Australian Paralympic athlete (born 1969)

Anton James Flavel, OAM (born 3 May 1969) is an Australian athlete with an intellectual disability. He was born in the Western Australian town of Narrogin. In his disability class he held a world record for the javelin and an Australian record in the shot put and high jump.

Competing at the 1st World Games for Athletes with an Intellectual Disability in Härnösand, Sweden, he won two gold medals in the Men's Javelin and the Men's Discus, and a bronze medal in the Men's Long Jump. At the 1992 Paralympic Games for Persons with mental handicap in Madrid, Spain, which were held immediately after the 1992 Barcelona Paralympics, he won a gold medal in the men's javelin, for which he received a Medal of the Order of Australia. He also won bronze medals in the Men's High Jump and Men's Discus. He was coached in Perth, Western Australia by Hilda Collier.

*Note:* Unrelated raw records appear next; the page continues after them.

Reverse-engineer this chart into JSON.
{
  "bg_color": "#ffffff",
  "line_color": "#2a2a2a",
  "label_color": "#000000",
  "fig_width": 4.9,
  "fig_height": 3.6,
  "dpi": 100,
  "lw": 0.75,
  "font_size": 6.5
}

At the IPC Athletics World Championships in the Men's Shot Put F20, he won a gold medal in 1994 and a bronze medal in 1998. At the 2000 Sydney Games, he won a gold medal in the Men's Javelin F20 event, and came ninth in the Men's Shot Put F20 event.

In 1997, he became the first intellectually disabled athlete to receive a residential scholarship from the Australian Institute of Sport (AIS) and was coached by Chris Nunn. The move to the AIS highlighted the more professional approach to training. In Perth, he was doing three sessions per week and at the AIS he was doing thirteen sessions.
He left the AIS after the 2000 Sydney Games.

In 2000, he received an Australian Sports Medal.

He married Trish Flavel, who won a bronze medal in the Women's 800m T20 at the 2000 Sydney Games.